In accordance with the explanatory memorandum relating to the amendment to the Income Taxes Act, the concept of the retrospective tax loss utilisation itself is not a one-time anti-crisis tool; it is rather a norm that will become part of the Income Taxes Act in the long-term. However, a special transitional provision that primarily aims to accelerate the obtaining of funds (refundable overpayment) by taxpayers and improve their financial position reflects the efforts to mitigate the crisis caused by the COVID-19 pandemic on a one-off basis. The proposed transitional provision offers a possibility for the taxpayer to determine, or rather estimate, the tax loss that it anticipates to report for the first taxation period ending on or after 30 June 2020, and utilise the estimated tax loss in the additional tax return (or the regular tax return, if it has not been filed yet) for the immediately preceding taxation period as an item deductible from the tax base.

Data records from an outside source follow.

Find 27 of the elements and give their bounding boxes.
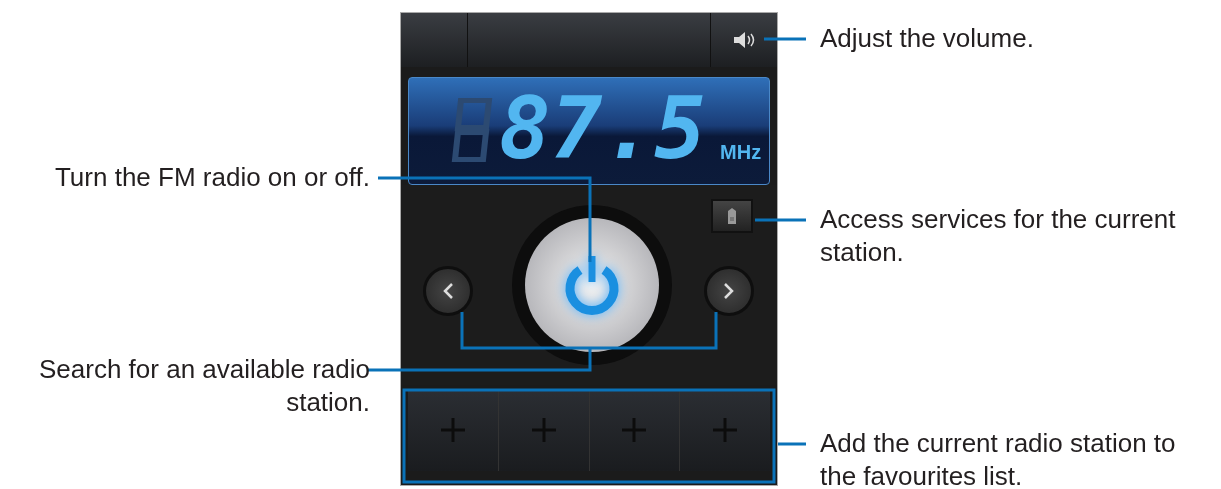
plus-icon: [711, 416, 740, 444]
unlit-digit-drawing: [449, 98, 493, 162]
chevron-left-icon: [442, 282, 454, 300]
previous-station-button[interactable]: [423, 266, 473, 316]
favourite-slot-button[interactable]: [498, 389, 590, 471]
chevron-right-icon: [723, 282, 735, 300]
callout-text: Adjust the volume.: [820, 22, 1034, 55]
tag-icon: [726, 207, 738, 225]
frequency-value: 87.5: [499, 88, 707, 168]
favourite-slot-button[interactable]: [408, 389, 499, 471]
power-button[interactable]: [525, 218, 659, 352]
plus-icon: [529, 416, 558, 444]
plus-icon: [438, 416, 467, 444]
plus-icon: [620, 416, 649, 444]
speaker-icon: [733, 31, 755, 49]
callout-text: Access services for the current station.: [820, 203, 1176, 269]
frequency-unit: MHz: [720, 141, 762, 164]
callout-text: Add the current radio station to the favourites list.: [820, 427, 1176, 489]
callout-text: Search for an available radio station.: [39, 353, 370, 419]
favourite-slot-button[interactable]: [589, 389, 681, 471]
favourite-slot-button[interactable]: [680, 389, 770, 471]
leader-line: [755, 218, 806, 222]
next-station-button[interactable]: [704, 266, 754, 316]
callout-text: Turn the FM radio on or off.: [54, 161, 370, 194]
volume-button[interactable]: [711, 13, 777, 67]
leader-line: [764, 37, 806, 41]
station-services-button[interactable]: [711, 199, 753, 233]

If we consider a taxpayer whose taxation period is set as a calendar year, it can estimate the amount of the tax loss to be reported for the 2020 taxation period after the amendment takes effect already during 2020, and it will able to use the estimated tax loss as a deductible item already in the tax return for 2019 and the tax loss does not have to be actually assessed. At the moment, when the tax return for 2020 is filed and the tax loss is actually determined (assessed), it is necessary to take the actual amount of the tax loss into account. If the actually assessed tax loss is lower than the deductible item used in the estimated amount in the tax return for 2019, then it will be necessary to file an additional tax return and correct the tax calculation for 2019. Such correction will involve an additional payment of tax resulting from the difference between the estimated and the actually assessed tax loss, including the relating default interest. If the actually assessed tax for 2020 exceeds the used deductible item based on the estimate, then there is naturally no need of any adjustment to 2019 and the taxpayer may handle the unutilised tax loss in accordance with the general rules. In conclusion, please note that even this “estimate” of the tax loss is subject to the maximum limit of CZK 30 million.

If you report, or you anticipate to report, a tax loss for the period ending on or after 30 June 2020, consideration should be given to the possibilities of its most effective utilisation.